On ne peut pas dire que le moulinage français soit en décadence, puisque, de 1849 à 1854, sa production n’était que de 2,600,000 kilogrammes de soie, et qu’en 1890 le syndicat général de cette industrie évalue sa production à plus de 4 millions de kilogrammes. Cependant nos mouliniers se plaignent de la concurrence des moulinages italiens, et, d’autre part, dans la discussion parlementaire de 1889 sur les traités de commerce, les députés de l’Ardèche et de la Drôme ont affirmé que le nombre des ouvriers et des ouvrières avait diminué. C’est que là, comme ailleurs, les progrès de la mécanique ont permis de produire davantage, sans augmentation et même avec une diminution de la main-d’œuvre. Ainsi, de 1885 à 1888, le moulinage aurait perdu près de 100,000 tavelles, et sa production de soie s’est développée, la production de chaque tavelle ayant presque doublé, soit par l’accroissement de la vitesse du travail, soit par le fait de la perfection plus grande des soies grèges.

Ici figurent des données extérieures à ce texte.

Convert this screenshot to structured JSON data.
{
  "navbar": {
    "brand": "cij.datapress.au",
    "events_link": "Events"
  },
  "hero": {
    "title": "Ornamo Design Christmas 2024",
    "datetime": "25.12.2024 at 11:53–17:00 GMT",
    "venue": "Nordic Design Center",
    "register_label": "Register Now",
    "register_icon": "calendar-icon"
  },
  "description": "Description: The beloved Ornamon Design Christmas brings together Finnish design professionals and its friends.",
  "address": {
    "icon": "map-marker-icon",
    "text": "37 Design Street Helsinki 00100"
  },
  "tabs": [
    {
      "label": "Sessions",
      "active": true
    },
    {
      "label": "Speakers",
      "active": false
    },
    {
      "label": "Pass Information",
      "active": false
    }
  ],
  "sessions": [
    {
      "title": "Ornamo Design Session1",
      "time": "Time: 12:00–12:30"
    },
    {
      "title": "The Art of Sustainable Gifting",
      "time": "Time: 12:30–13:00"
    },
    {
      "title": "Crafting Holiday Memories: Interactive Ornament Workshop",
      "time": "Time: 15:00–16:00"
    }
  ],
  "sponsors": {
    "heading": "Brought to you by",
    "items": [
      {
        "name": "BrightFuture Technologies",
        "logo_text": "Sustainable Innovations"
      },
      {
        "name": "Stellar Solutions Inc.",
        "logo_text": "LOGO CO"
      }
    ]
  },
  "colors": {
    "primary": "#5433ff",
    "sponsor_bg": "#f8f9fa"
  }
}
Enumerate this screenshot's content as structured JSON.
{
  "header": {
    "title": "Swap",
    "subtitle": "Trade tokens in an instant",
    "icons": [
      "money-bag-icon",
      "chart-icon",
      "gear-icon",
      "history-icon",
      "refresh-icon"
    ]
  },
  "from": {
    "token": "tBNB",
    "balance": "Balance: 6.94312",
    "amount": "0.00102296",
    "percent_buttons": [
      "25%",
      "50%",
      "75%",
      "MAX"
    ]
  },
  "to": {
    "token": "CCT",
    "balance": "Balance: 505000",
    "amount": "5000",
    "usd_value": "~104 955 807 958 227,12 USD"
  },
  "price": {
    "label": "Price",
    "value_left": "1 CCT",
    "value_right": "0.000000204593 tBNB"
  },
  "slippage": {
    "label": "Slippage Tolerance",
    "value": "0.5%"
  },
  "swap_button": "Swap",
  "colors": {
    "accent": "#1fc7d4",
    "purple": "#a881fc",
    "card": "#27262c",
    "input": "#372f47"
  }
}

Les soies françaises et asiatiques se sont améliorées, elles ont été mieux filées, et le moulinage a été rendu plus facile. Des tavelles qui ne produisaient que 50 kilogrammes de soie ont pu en produire 100 kilogrammes avec les soies du Japon et de la Chine. Il est vrai qu’un certain nombre d’usines sont restées pendant plusieurs années en chômage, comme l’a fait observer M. le sénateur Loubet, mais cette situation n’était point particulière au moulinage français. A la même époque, près de 200,000 tavelles italiennes étaient inactives. L’Industria serica, de Turin, se plaignait que 35 moulinages italiens fussent fermés et que 57 ne travaillassent qu’avec des approvisionnemens très réduits.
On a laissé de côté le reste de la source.